Griswold CEO Michael Slupecki told Home Health Care News that his company, while going through a transition of its own, is focused on how it can be better prepared for the changes happening in the industry.

“I think where we have an immediate opportunity is in how to partner with skilled home health,” Slupecki said.

Many home care companies believe they are capable of doing more in the home. Agency leaders have talked about their willingness to do more and Slupecki said Griswold — like many other providers — can do so by implementing new technologies, partnering with home health care providers and putting an emphasis on retention.

The Blue Bell, Pennsylvania-based Griswold (formerly Griswold Home Care) provides personal care services via more than 170 locations in 30 states. The home care provider is undergoing a “brand evolution” that includes a new logo, a new emphasis on technology, innovation and a new tagline: “Live Assured.”

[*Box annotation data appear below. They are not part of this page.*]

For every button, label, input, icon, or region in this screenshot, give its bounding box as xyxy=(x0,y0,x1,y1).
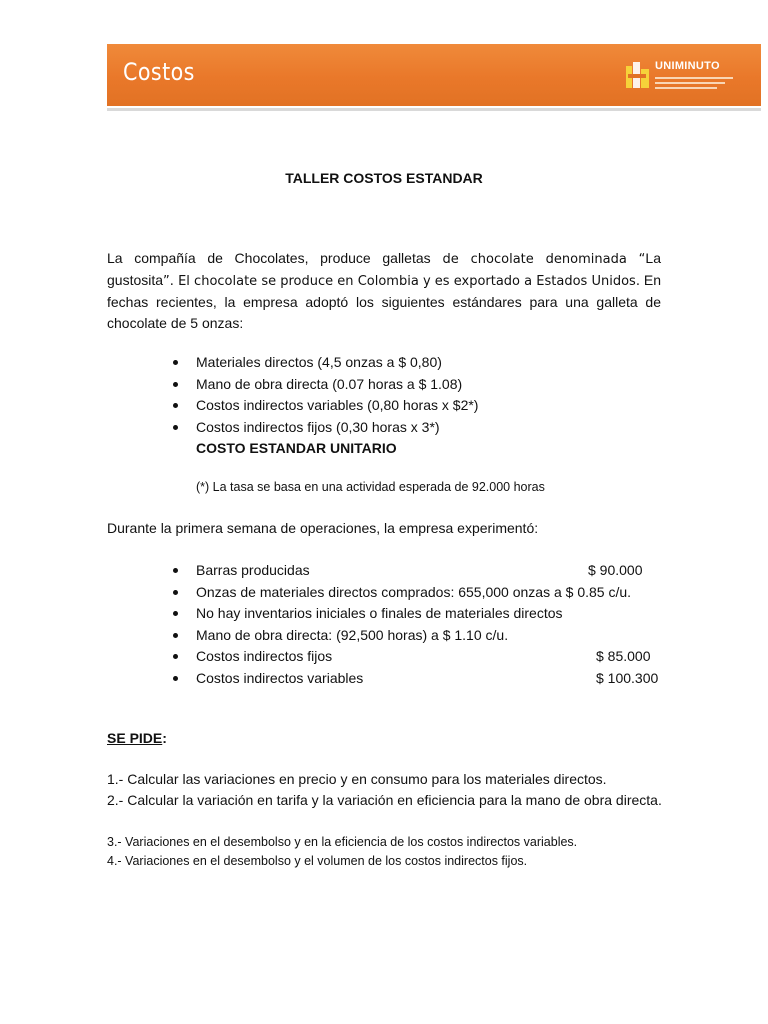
bullet-icon xyxy=(173,403,178,408)
intro-text-4: En fechas recientes, la empresa adoptó los siguientes estándares para una galleta de chocolate de 5 onzas: xyxy=(107,272,661,331)
operation-label: Barras producidas xyxy=(196,562,310,578)
bullet-icon xyxy=(173,568,178,573)
operation-label: Costos indirectos fijos xyxy=(196,648,333,664)
intro-paragraph xyxy=(107,248,661,334)
standard-text: Mano de obra directa (0.07 horas a $ 1.08) xyxy=(196,375,463,392)
uniminuto-logo-icon xyxy=(625,60,651,90)
operation-amount: $ 85.000 xyxy=(596,648,651,664)
list-item xyxy=(170,582,631,604)
list-item xyxy=(170,625,631,647)
standards-list xyxy=(170,352,478,438)
question-1: 1.- Calcular las variaciones en precio y en consumo para los materiales directos. xyxy=(107,771,607,787)
bullet-icon xyxy=(173,382,178,387)
operation-amount: $ 90.000 xyxy=(588,562,643,578)
bullet-icon xyxy=(173,611,178,616)
uniminuto-logo xyxy=(625,58,737,92)
logo-tagline-line xyxy=(655,77,733,79)
unit-cost-heading: COSTO ESTANDAR UNITARIO xyxy=(196,440,397,456)
operation-label: Mano de obra directa: (92,500 horas) a $ 1.10 c/u. xyxy=(196,626,509,643)
bullet-icon xyxy=(173,676,178,681)
question-3: 3.- Variaciones en el desembolso y en la eficiencia de los costos indirectos variables. xyxy=(107,835,578,849)
se-pide-colon: : xyxy=(162,730,167,746)
logo-tagline-line xyxy=(655,82,725,84)
bullet-icon xyxy=(173,633,178,638)
list-item xyxy=(170,352,478,374)
list-item xyxy=(170,395,478,417)
standard-text: Materiales directos (4,5 onzas a $ 0,80) xyxy=(196,354,442,370)
intro-text-3: ”. El chocolate se produce en Colombia y es exportado a Estados Unidos. xyxy=(163,274,640,289)
logo-tagline-line xyxy=(655,87,717,89)
list-item xyxy=(170,646,651,668)
intro-text-2: de chocolate denominada “ xyxy=(430,252,646,267)
bullet-icon xyxy=(173,360,178,365)
logo-wordmark: UNIMINUTO xyxy=(655,60,720,72)
list-item xyxy=(170,374,478,396)
header-divider xyxy=(107,108,761,111)
rate-footnote: (*) La tasa se basa en una actividad esperada de 92.000 horas xyxy=(196,480,545,494)
list-item xyxy=(170,417,478,439)
question-2: 2.- Calcular la variación en tarifa y la variación en eficiencia para la mano de obra directa. xyxy=(107,792,662,808)
operation-label: Costos indirectos variables xyxy=(196,669,364,686)
bullet-icon xyxy=(173,425,178,430)
document-title: TALLER COSTOS ESTANDAR xyxy=(285,170,483,186)
operations-list xyxy=(170,560,659,689)
banner-title: Costos xyxy=(123,58,195,86)
bullet-icon xyxy=(173,654,178,659)
operation-label: No hay inventarios iniciales o finales de materiales directos xyxy=(196,605,563,621)
se-pide-label: SE PIDE xyxy=(107,730,163,746)
intro-company-name: La gustosita xyxy=(107,250,661,288)
operations-intro: Durante la primera semana de operaciones, la empresa experimentó: xyxy=(107,520,539,536)
se-pide-heading xyxy=(107,730,167,746)
operation-label: Onzas de materiales directos comprados: 655,000 onzas a $ 0.85 c/u. xyxy=(196,583,632,600)
list-item xyxy=(170,668,659,690)
header-banner xyxy=(107,44,761,106)
operation-amount: $ 100.300 xyxy=(596,669,659,686)
standard-text: Costos indirectos fijos (0,30 horas x 3*) xyxy=(196,418,440,435)
question-4: 4.- Variaciones en el desembolso y el volumen de los costos indirectos fijos. xyxy=(107,854,528,868)
list-item xyxy=(170,560,643,582)
bullet-icon xyxy=(173,590,178,595)
intro-text-1: La compañía de Chocolates, produce galletas xyxy=(107,250,431,266)
list-item xyxy=(170,603,631,625)
standard-text: Costos indirectos variables (0,80 horas x $2*) xyxy=(196,397,479,413)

Slupecki sees that opportunity in partnering with home health care mostly because of the growth possibilities.

“Skilled home health doesn’t have the margin to pay us, but they could certainly introduce us to families that have the ability to pay,” Slupecki said. “Skilled home health is really there three to four hours a week. They’re in, they’re out and it’s all about getting somebody well after a procedure or something similar. We can help by being there as eyes on a person on a daily basis.”

It’s also beneficial for those home health providers, seeing as these partnerships would be at no cost to them.

“Anybody that’s getting reimbursed from managed Medicare has got skin in the game on rehospitalizations and unnecessary hospital visits,” Slupecki said. “That’s what we think is an immediate partnership opportunity at no cost to them. At the same time, we can demonstrate value and they’re, frankly, going to make more money by not being penalized for these preventable rehospitalizations.”

Technology and retention are the other two keys to Griswold’s continued success moving forward. The company is currently piloting a senior-specific wearable that allows its caregivers and families to know what is going on in the home.

“The time you’re not in the home is a black box,” Slupecki said. “We like to show family members what’s going on in the 16 hours we’re not in the home. Are they eating? Getting out of bed? Are there changes to their usage of the bathroom? All these data points can be predictive and indicative of things that are going on, whether it’s depression, diet, all these things come into play.”

Griswold has also seen positive trends with its workforce figures as of late. Applications were up 40% year over year in 2022, while the amount of days from first day to first shift dropped by 50%.

Slupecki understands the workforce conundrum is a competition. Whether it be with its competitors in the home care space or other industries, Griswold has to focus on selling itself as the best option.

“We can always do a better job on retention,” he said. “That’s actually something that we are making a core focus of this year. That goes hand in hand with our brand, giving tokens of appreciation and putting the same precision we put in place around the retention side as we do the recruitment side.”

Overall, Slupecki is optimistic about the home care industry. Demand is high and providing quality care seems to be the throughline for all parties involved.

“The whole industry is kind of at this pivot point and everybody’s scrambling about what’s going to happen and what the future looks like,” he said. “I keep saying that if we focus on what we do and focus on why we do it, that stuff will sort itself out.”